As the U.S. government reportedly discusses whether it will conduct America’s first nuclear test in nearly three decades – this is the secret room where scientists take care of the weapons.
A senior government official said last week that the Washington Post deliberations took place during a meeting with members of the highest national security forces.
At the meeting, it was alleged that a member said that “both Russia and China are conducting low-yield underground nuclear tests themselves” and suggested conducting a “rapid test” of US nuclear weapons to help Washington “negotiate”.
But there is already an underground complex in New Mexico, USA, that checks if the weapons are still working in any future conflict, or their multi-billion dollar deterrence could be no more than an empty threat.
Treaties that limit nuclear testing make it difficult to be sure.
So the U.S. military tests the missile shells in a secret underground facility – while one of the fastest supercomputers ever built models the size and destruction of nuclear explosions with hair-raising accuracy.
In 1993 President Bill Clinton said, “To ensure that our nuclear deterrence remains unchallenged under a testing ban, we will explore other ways to maintain our confidence in the safety, reliability, and performance of our own weapons.”
In response to that challenge, scientists from Los Alamos in New Mexico broke the mechanism of a nuclear bomb into two parts.
The first part is the conventional explosive that pushes pieces of radioactive material together so that they reach a critical mass and cause a nuclear explosion.
Those conventional explosives, and the missile chests they carry, are actually regularly tested at the Los Alamos test facility.
The explosives are detonated – in explosions that can sometimes be heard for miles around – to ensure that similar weapons kept in the store are still able to activate a warhead.
Rocket housings are also thrown around in a huge, meticulously designed 10-ton centrifuge to test whether they can withstand the acceleration of 12g to re-enter Earth’s atmosphere above their target.
Dummy warheads weighing over a ton are rotated at one revolution per second to simulate the stress of return.
But the actual destructive nuclear charges themselves are no longer being tested.
Instead, a supercomputer called Trinity – the world’s seventh fastest computer – runs incredibly complex nuclear blast simulations to predict exactly how much destructive power each warhead will unleash.
Victor Reis, former assistant secretary of energy for defense programs at the United States Department of Energy, says simulated nuclear explosions are good enough for now.
He told Gizmodo. “We understand enough about what is happening with the current stock of weapons – they are safe and reliable.”
The U.S. currently has about 3,800 nuclear warheads – the largest being the variable-yield B83 weapon that can be turned to about 1,200 kilotons.
The first tested nuclear weapon – also known as Trinity – had a yield of only 22 kilotons.

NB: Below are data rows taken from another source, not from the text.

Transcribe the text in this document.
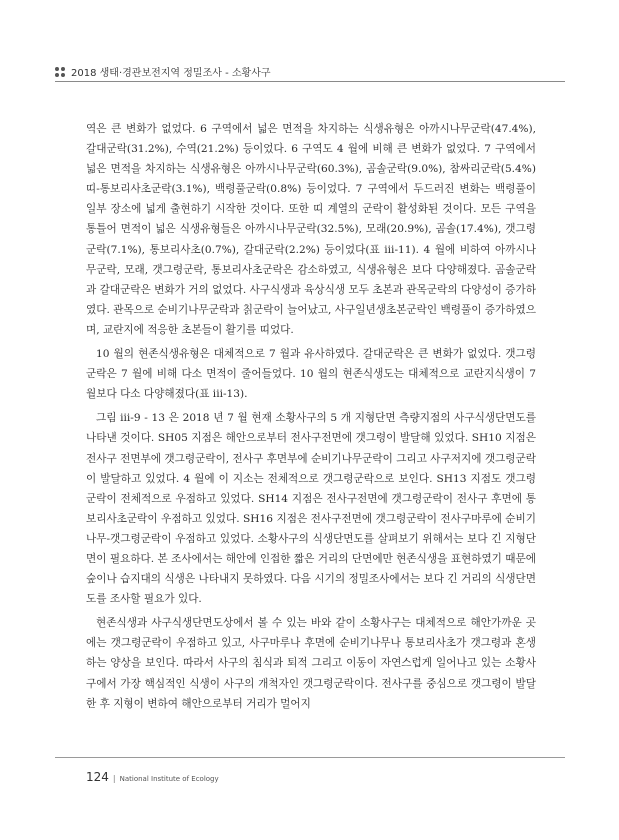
2018 생태·경관보전지역 정밀조사 - 소황사구

역은 큰 변화가 없었다. 6 구역에서 넓은 면적을 차지하는 식생유형은 아까시나무군락(47.4%), 갈대군락(31.2%), 수역(21.2%) 등이었다. 6 구역도 4 월에 비해 큰 변화가 없었다. 7 구역에서 넓은 면적을 차지하는 식생유형은 아까시나무군락(60.3%), 곰솔군락(9.0%), 참싸리군락(5.4%) 띠-통보리사초군락(3.1%), 백령풀군락(0.8%) 등이었다. 7 구역에서 두드러진 변화는 백령풀이 일부 장소에 넓게 출현하기 시작한 것이다. 또한 띠 계열의 군락이 활성화된 것이다. 모든 구역을 통틀어 면적이 넓은 식생유형들은 아까시나무군락(32.5%), 모래(20.9%), 곰솔(17.4%), 갯그령군락(7.1%), 통보리사초(0.7%), 갈대군락(2.2%) 등이었다(표 iii-11). 4 월에 비하여 아까시나무군락, 모래, 갯그령군락, 통보리사초군락은 감소하였고, 식생유형은 보다 다양해졌다. 곰솔군락과 갈대군락은 변화가 거의 없었다. 사구식생과 육상식생 모두 초본과 관목군락의 다양성이 증가하였다. 관목으로 순비기나무군락과 칡군락이 늘어났고, 사구일년생초본군락인 백령풀이 증가하였으며, 교란지에 적응한 초본들이 활기를 띠었다.

10 월의 현존식생유형은 대체적으로 7 월과 유사하였다. 갈대군락은 큰 변화가 없었다. 갯그령군락은 7 월에 비해 다소 면적이 줄어들었다. 10 월의 현존식생도는 대체적으로 교란지식생이 7 월보다 다소 다양해졌다(표 iii-13).

그림 iii-9 - 13 은 2018 년 7 월 현재 소황사구의 5 개 지형단면 측량지점의 사구식생단면도를 나타낸 것이다. SH05 지점은 해안으로부터 전사구전면에 갯그령이 발달해 있었다. SH10 지점은 전사구 전면부에 갯그령군락이, 전사구 후면부에 순비기나무군락이 그리고 사구저지에 갯그령군락이 발달하고 있었다. 4 월에 이 지소는 전체적으로 갯그령군락으로 보인다. SH13 지점도 갯그령군락이 전체적으로 우점하고 있었다. SH14 지점은 전사구전면에 갯그령군락이 전사구 후면에 통보리사초군락이 우점하고 있었다. SH16 지점은 전사구전면에 갯그령군락이 전사구마루에 순비기나무-갯그령군락이 우점하고 있었다. 소황사구의 식생단면도를 살펴보기 위해서는 보다 긴 지형단면이 필요하다. 본 조사에서는 해안에 인접한 짧은 거리의 단면에만 현존식생을 표현하였기 때문에 숲이나 습지대의 식생은 나타내지 못하였다. 다음 시기의 정밀조사에서는 보다 긴 거리의 식생단면도를 조사할 필요가 있다.

현존식생과 사구식생단면도상에서 볼 수 있는 바와 같이 소황사구는 대체적으로 해안가까운 곳에는 갯그령군락이 우점하고 있고, 사구마루나 후면에 순비기나무나 통보리사초가 갯그령과 혼생하는 양상을 보인다. 따라서 사구의 침식과 퇴적 그리고 이동이 자연스럽게 일어나고 있는 소황사구에서 가장 핵심적인 식생이 사구의 개척자인 갯그령군락이다. 전사구를 중심으로 갯그령이 발달한 후 지형이 변하여 해안으로부터 거리가 멀어지

124 | National Institute of Ecology
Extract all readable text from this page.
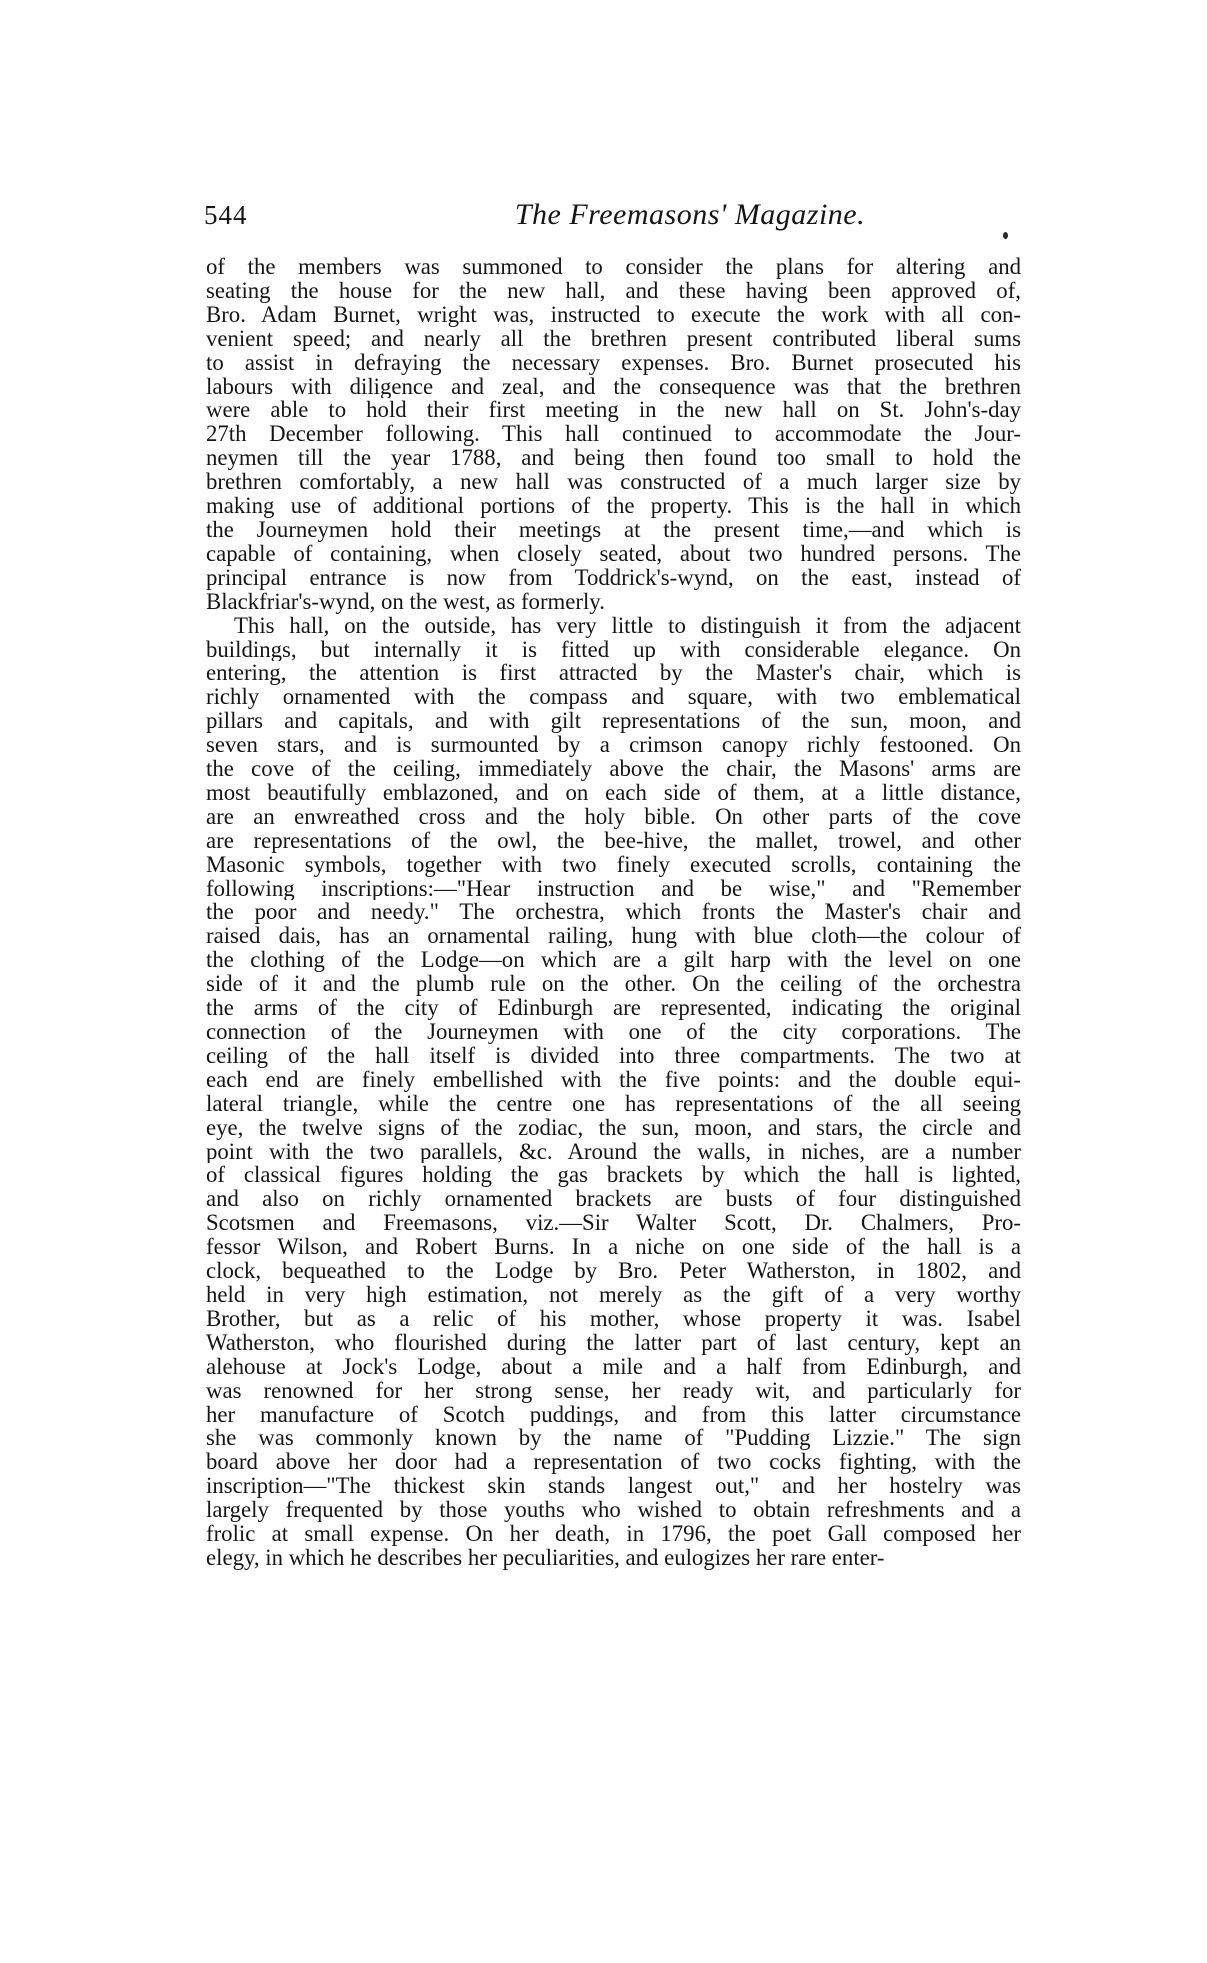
544	The Freemasons' Magazine.
of the members was summoned to consider the plans for altering and
seating the house for the new hall, and these having been approved of,
Bro. Adam Burnet, wright was, instructed to execute the work with all con-
venient speed; and nearly all the brethren present contributed liberal sums
to assist in defraying the necessary expenses. Bro. Burnet prosecuted his
labours with diligence and zeal, and the consequence was that the brethren
were able to hold their first meeting in the new hall on St. John's-day
27th December following. This hall continued to accommodate the Jour-
neymen till the year 1788, and being then found too small to hold the
brethren comfortably, a new hall was constructed of a much larger size by
making use of additional portions of the property. This is the hall in which
the Journeymen hold their meetings at the present time,—and which is
capable of containing, when closely seated, about two hundred persons. The
principal entrance is now from Toddrick's-wynd, on the east, instead of
Blackfriar's-wynd, on the west, as formerly.
This hall, on the outside, has very little to distinguish it from the adjacent
buildings, but internally it is fitted up with considerable elegance. On
entering, the attention is first attracted by the Master's chair, which is
richly ornamented with the compass and square, with two emblematical
pillars and capitals, and with gilt representations of the sun, moon, and
seven stars, and is surmounted by a crimson canopy richly festooned. On
the cove of the ceiling, immediately above the chair, the Masons' arms are
most beautifully emblazoned, and on each side of them, at a little distance,
are an enwreathed cross and the holy bible. On other parts of the cove
are representations of the owl, the bee-hive, the mallet, trowel, and other
Masonic symbols, together with two finely executed scrolls, containing the
following inscriptions:—"Hear instruction and be wise," and "Remember
the poor and needy." The orchestra, which fronts the Master's chair and
raised dais, has an ornamental railing, hung with blue cloth—the colour of
the clothing of the Lodge—on which are a gilt harp with the level on one
side of it and the plumb rule on the other. On the ceiling of the orchestra
the arms of the city of Edinburgh are represented, indicating the original
connection of the Journeymen with one of the city corporations. The
ceiling of the hall itself is divided into three compartments. The two at
each end are finely embellished with the five points: and the double equi-
lateral triangle, while the centre one has representations of the all seeing
eye, the twelve signs of the zodiac, the sun, moon, and stars, the circle and
point with the two parallels, &c. Around the walls, in niches, are a number
of classical figures holding the gas brackets by which the hall is lighted,
and also on richly ornamented brackets are busts of four distinguished
Scotsmen and Freemasons, viz.—Sir Walter Scott, Dr. Chalmers, Pro-
fessor Wilson, and Robert Burns. In a niche on one side of the hall is a
clock, bequeathed to the Lodge by Bro. Peter Watherston, in 1802, and
held in very high estimation, not merely as the gift of a very worthy
Brother, but as a relic of his mother, whose property it was. Isabel
Watherston, who flourished during the latter part of last century, kept an
alehouse at Jock's Lodge, about a mile and a half from Edinburgh, and
was renowned for her strong sense, her ready wit, and particularly for
her manufacture of Scotch puddings, and from this latter circumstance
she was commonly known by the name of "Pudding Lizzie." The sign
board above her door had a representation of two cocks fighting, with the
inscription—"The thickest skin stands langest out," and her hostelry was
largely frequented by those youths who wished to obtain refreshments and a
frolic at small expense. On her death, in 1796, the poet Gall composed her
elegy, in which he describes her peculiarities, and eulogizes her rare enter-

Los Alamos has a sister facility – the Lawrence Livermore National Ignition Facility – that duplicates much of its research.
In addition to an ultra-powerful supercomputer used to model a nuclear attack, it also features the most powerful laser ever built.
Located in a football stadium-sized building, the laser is used to generate astronomically high temperatures equivalent to the energies at the heart of a nuclear fusion bomb.
Stopping nuclear weapons testing is not only a positive step towards world peace, it prevents a potential disaster closer to home.
The Hanford Nuclear Reserve produced the plutonium to build Fat Man, the weapon that destroyed Nagasaki in 1945, and countless nuclear weapons ever since.
It is the most polluted place in America today.
Buried in 177 underground storage tanks under the Washington desert, 56 million gallons of radioactive waste is left over from the U.S. nuclear weapons program.
Many of them would leak into the ground.
Dozens of workers in Hanford have become seriously ill from the toxins to which they have been exposed.
According to NBC, some nuclear experts have said that Hanford is “an underground Chernobyl waiting to happen.”
Constantly doing the grim work of adding up the death toll from wars that we may never fight, the Secret Room in Los Alamos also reduces the need for more refined plutonium and makes that “underground Chernobyl” slightly less likely.
For the time being, the results of computers are sufficient for the scientists “but after 20 to 25 years … who knows?” Vic Reis said.
Certain voices in American politics want to see a return to real nuclear testing “to send a message.”
If the U.S. implements all of its current plans to maintain and upgrade its nuclear arsenal, it will cost nearly $ 500 billion over the next ten years, according to a 2019 government estimate.
But in addition, testing – with all its much higher costs, both financial and human – may need to start over.